Now before you start saying “Oh no, Andy’s going on about Panini National Treasures again” just hear me out!
There’s a hell of a lot to like, if not love, about this particular release. None more so than copious amount of relic cards of ballplayers from the 1900’s to the 1930’s – many of whom have never been widely available in Baseball card sets prior to National Treasures.
In case you weren’t aware ALL of the base cards is this set are relics #’d/99 or less! So while it’s NOT impossible to put a complete base set together – it IS pretty much impossible to put a base set together, especially when you consider there’s a Walter Johnson relic #’d/4, a Stan Musial #’d/2 and a Richie Ashburn #’d/1!! IN THE BASE SET!!!
Click on this link to visit Cardboard Connection for a complete breakdown of the product and the checklist!
However with all the various subsets to choose from there is one in particular that has stood out for me as a lot of fun – a variant set based on player’s nicknames.
Throughout the history of the game there have numerous monikers attached to different players, the majority of them very familiar to fans of the game and to the public in general – Joltin’ Joe, Iron Man, Hammerin’ Hank and Catfish, to name but a few! Some were a little bit more obscure – Old Aches & Pains (Luke Appling), Beauty (Dave Bancroft) and The Heater from Van Meter (Bob Feller), are just a few that spring to mind!
Here’s a few examples from National Treasures –
and my particular favourite
‘Big Poison’!!! What an awesome nickname!!
Paul Waner, along with his brother Lloyd (‘Little Poison’), both played together in the same Pittsburgh outfield for 14 years during the 20’s and 30’s. They still rank as the best-hitting brothers in major league history with a combined 5,611 hits – 517 more than the three Alou brothers and 758 more than the three DiMaggio brothers. Paul amassed 3,152 hits, and his .333 lifetime average ranks among the highest ever in the game. Lloyd, a lifetime .316 hitter, collected 2,459 hits, and had it not been for health problems, he might have cleared the 3,000 hit milestone as well.
While the origin of this name has never been properly pinned down, popular Baseball folklore attributes them to the distinctive pronunciation of fans in New York City.
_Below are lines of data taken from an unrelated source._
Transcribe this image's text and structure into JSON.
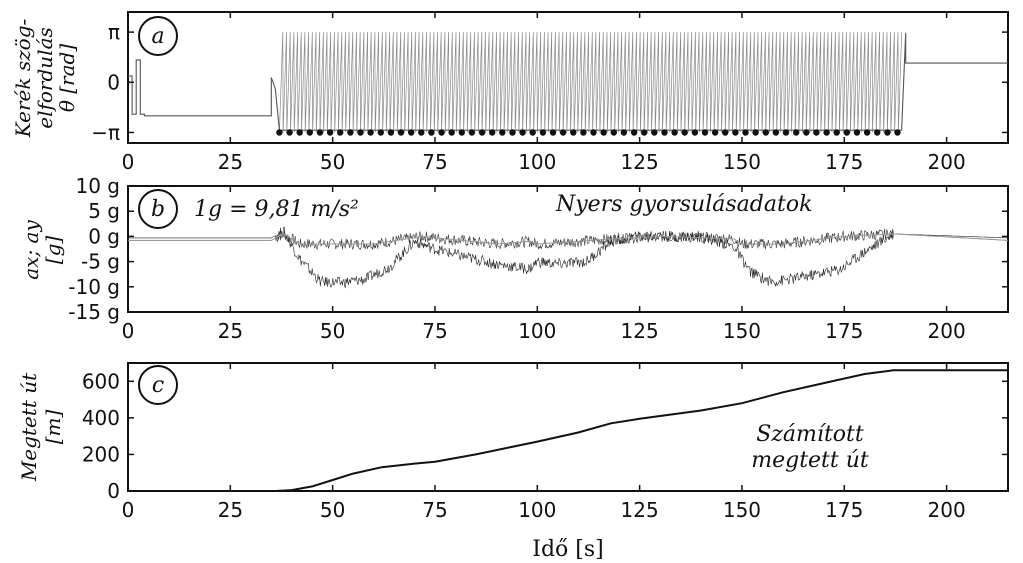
{
  "chart_data": [
    {
      "type": "line",
      "panel_label": "a",
      "ylabel": [
        "Kerék szög-",
        "elfordulás",
        "θ [rad]"
      ],
      "xlim": [
        0,
        215
      ],
      "ylim": [
        -3.8,
        4.4
      ],
      "xticks": [
        "0",
        "25",
        "50",
        "75",
        "100",
        "125",
        "150",
        "175",
        "200"
      ],
      "xtick_values": [
        0,
        25,
        50,
        75,
        100,
        125,
        150,
        175,
        200
      ],
      "yticks": [
        "π",
        "0",
        "−π"
      ],
      "ytick_values": [
        3.1416,
        0,
        -3.1416
      ],
      "series": [
        {
          "x": [
            0,
            1,
            1,
            2,
            2,
            3,
            3,
            4,
            4,
            35,
            35,
            36,
            37,
            189,
            190,
            190,
            215
          ],
          "y": [
            0.4,
            0.4,
            -2.0,
            -2.0,
            1.4,
            1.4,
            -2.0,
            -2.0,
            -2.1,
            -2.1,
            0.3,
            -0.4,
            -3.0,
            -3.0,
            3.1,
            1.2,
            1.2
          ]
        }
      ],
      "sawtooth": {
        "x_start": 37,
        "x_end": 189,
        "y_low": -3.1416,
        "y_high": 3.1416,
        "period": 0.9
      },
      "markers": {
        "x_start": 37,
        "x_end": 188,
        "y": -3.1416,
        "count": 62
      }
    },
    {
      "type": "line",
      "panel_label": "b",
      "ylabel": [
        "ax; ay",
        "[g]"
      ],
      "annotations": [
        "1g = 9,81 m/s²",
        "Nyers gyorsulásadatok"
      ],
      "xlim": [
        0,
        215
      ],
      "ylim": [
        -15,
        10
      ],
      "xticks": [
        "0",
        "25",
        "50",
        "75",
        "100",
        "125",
        "150",
        "175",
        "200"
      ],
      "xtick_values": [
        0,
        25,
        50,
        75,
        100,
        125,
        150,
        175,
        200
      ],
      "yticks": [
        "10 g",
        "5 g",
        "0 g",
        "-5 g",
        "-10 g",
        "-15 g"
      ],
      "ytick_values": [
        10,
        5,
        0,
        -5,
        -10,
        -15
      ],
      "series": [
        {
          "x": [
            0,
            35,
            38,
            42,
            60,
            72,
            90,
            98,
            100,
            110,
            118,
            130,
            148,
            150,
            160,
            175,
            187,
            215
          ],
          "y": [
            -0.8,
            -0.8,
            0.5,
            -1.5,
            -1.5,
            0.0,
            -1.5,
            -1.0,
            -1.5,
            -1.0,
            -0.5,
            0.0,
            -0.5,
            -1.5,
            -1.5,
            0.0,
            0.5,
            -0.8
          ]
        },
        {
          "x": [
            0,
            35,
            38,
            42,
            47,
            52,
            58,
            64,
            70,
            75,
            82,
            90,
            98,
            100,
            105,
            112,
            118,
            125,
            140,
            148,
            152,
            157,
            162,
            168,
            174,
            180,
            187,
            215
          ],
          "y": [
            -0.3,
            -0.3,
            1.0,
            -4.5,
            -9.0,
            -9.2,
            -8.5,
            -6.0,
            -1.0,
            -2.5,
            -4.0,
            -5.5,
            -6.5,
            -5.0,
            -5.5,
            -5.0,
            -1.0,
            0.0,
            0.0,
            -2.0,
            -7.0,
            -9.0,
            -8.5,
            -7.5,
            -6.5,
            -3.0,
            0.5,
            -0.3
          ]
        }
      ],
      "noise_range": [
        36,
        187
      ]
    },
    {
      "type": "line",
      "panel_label": "c",
      "ylabel": [
        "Megtett út",
        "[m]"
      ],
      "annotations": [
        "Számított",
        "megtett út"
      ],
      "xlabel": "Idő [s]",
      "xlim": [
        0,
        215
      ],
      "ylim": [
        0,
        700
      ],
      "xticks": [
        "0",
        "25",
        "50",
        "75",
        "100",
        "125",
        "150",
        "175",
        "200"
      ],
      "xtick_values": [
        0,
        25,
        50,
        75,
        100,
        125,
        150,
        175,
        200
      ],
      "yticks": [
        "600",
        "400",
        "200",
        "0"
      ],
      "ytick_values": [
        600,
        400,
        200,
        0
      ],
      "series": [
        {
          "x": [
            0,
            36,
            40,
            45,
            50,
            55,
            62,
            70,
            75,
            85,
            100,
            110,
            118,
            125,
            140,
            150,
            160,
            170,
            180,
            187,
            215
          ],
          "y": [
            0,
            0,
            5,
            25,
            60,
            95,
            130,
            150,
            160,
            200,
            270,
            320,
            370,
            395,
            440,
            480,
            540,
            590,
            640,
            660,
            660
          ]
        }
      ]
    }
  ]
}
Allegedly at a game at Ebbets Field a Dodgers fan described ruefully how the Pirates’ “Big Person” and “Little Person” were hurting the Dodgers team that day. In “Brooklyn-ese’, the names came out sounding like Big Poison and Little Poison.
So there you go!! Do yourself a favour and check out some of these cards!
I can’t stress enough that you won’t regret it!!